For Einstein, the precise location of the genital field matters less than the observation that “the genital representation varies person to person.” As far as she’s aware, this paper is the first to look at “individual variation in the somatotopic maps,” she tells The Scientist. She also credits the study authors for using a stimulus that did not lead to arousal, as “sexual excitation may recruit more areas” than those that would otherwise register sensation. 

In a second component of the study, Heim and colleagues measured the thickness of each participant’s genital field by gauging the individual region that was activated the most by clitoral stimulation. They then correlated thickness of these genital fields with the subjects’ reports of how frequently they had intercourse, both in the past year and since the start of sexual activity. “Very interestingly,” says Einstein, the results show a link between the two. Heim points out that future studies are needed to establish whether this relationship between the genital field and frequency of sex is causal, but adds that she and her colleagues “provide a proof of principle for structural variation of this field related to its use,” something which had not been demonstrated in humans before, Heim writes. 

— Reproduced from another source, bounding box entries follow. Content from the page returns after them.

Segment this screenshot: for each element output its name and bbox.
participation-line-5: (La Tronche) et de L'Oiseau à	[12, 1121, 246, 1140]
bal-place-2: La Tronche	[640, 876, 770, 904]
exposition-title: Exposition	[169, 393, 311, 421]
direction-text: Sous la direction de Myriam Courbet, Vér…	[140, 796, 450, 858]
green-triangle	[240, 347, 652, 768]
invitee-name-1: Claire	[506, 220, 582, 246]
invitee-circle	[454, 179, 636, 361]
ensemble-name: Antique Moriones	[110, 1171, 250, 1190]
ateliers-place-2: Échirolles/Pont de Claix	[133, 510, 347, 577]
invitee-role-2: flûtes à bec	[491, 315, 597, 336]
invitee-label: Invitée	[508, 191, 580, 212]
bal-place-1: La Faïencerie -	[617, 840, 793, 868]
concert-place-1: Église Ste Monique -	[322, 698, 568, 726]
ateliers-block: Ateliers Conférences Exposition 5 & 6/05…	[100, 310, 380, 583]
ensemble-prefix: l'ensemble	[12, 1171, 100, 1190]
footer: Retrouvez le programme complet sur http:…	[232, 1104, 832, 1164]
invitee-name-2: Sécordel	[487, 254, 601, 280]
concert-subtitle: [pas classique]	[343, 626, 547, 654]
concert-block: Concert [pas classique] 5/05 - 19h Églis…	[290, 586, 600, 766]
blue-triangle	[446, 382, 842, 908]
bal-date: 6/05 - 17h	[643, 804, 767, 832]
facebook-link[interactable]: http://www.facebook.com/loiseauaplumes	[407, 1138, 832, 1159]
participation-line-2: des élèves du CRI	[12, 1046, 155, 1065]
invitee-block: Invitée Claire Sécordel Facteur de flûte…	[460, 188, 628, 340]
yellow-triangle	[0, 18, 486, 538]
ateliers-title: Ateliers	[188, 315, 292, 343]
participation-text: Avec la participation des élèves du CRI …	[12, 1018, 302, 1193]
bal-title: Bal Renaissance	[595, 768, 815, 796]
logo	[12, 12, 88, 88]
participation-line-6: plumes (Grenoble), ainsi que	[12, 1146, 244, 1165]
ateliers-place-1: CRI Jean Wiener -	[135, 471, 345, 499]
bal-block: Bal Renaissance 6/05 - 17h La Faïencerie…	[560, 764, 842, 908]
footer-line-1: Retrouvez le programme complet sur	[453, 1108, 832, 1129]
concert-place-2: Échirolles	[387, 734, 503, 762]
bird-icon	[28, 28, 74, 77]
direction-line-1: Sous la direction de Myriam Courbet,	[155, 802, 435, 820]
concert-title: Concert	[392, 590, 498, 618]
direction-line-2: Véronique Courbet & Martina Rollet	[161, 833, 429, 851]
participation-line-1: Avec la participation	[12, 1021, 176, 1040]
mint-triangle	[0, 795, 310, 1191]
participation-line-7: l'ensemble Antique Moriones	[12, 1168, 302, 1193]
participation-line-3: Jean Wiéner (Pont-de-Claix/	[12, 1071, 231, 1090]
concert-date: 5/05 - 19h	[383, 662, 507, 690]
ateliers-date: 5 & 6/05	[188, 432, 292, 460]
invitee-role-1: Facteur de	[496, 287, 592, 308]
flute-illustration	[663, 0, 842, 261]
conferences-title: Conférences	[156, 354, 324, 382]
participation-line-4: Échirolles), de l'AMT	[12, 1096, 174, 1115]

In previous work, Heim and colleagues associated experiences of sexual abuse with reduced cortical thickness. “These studies are very important for understanding not just sexual dysfunction as it might be described in biomedical literature, but also how people respond to sexual abuse,” says Einstein. 

Editor's note (March 14, 2022): Cognitive neuroscientist Gillian Einstein and her colleagues coined the term “hermunculus” in a 2012 paper about the representation of female anatomy in the brain. The Scientist regrets failing to note this at the time of this article’s publication.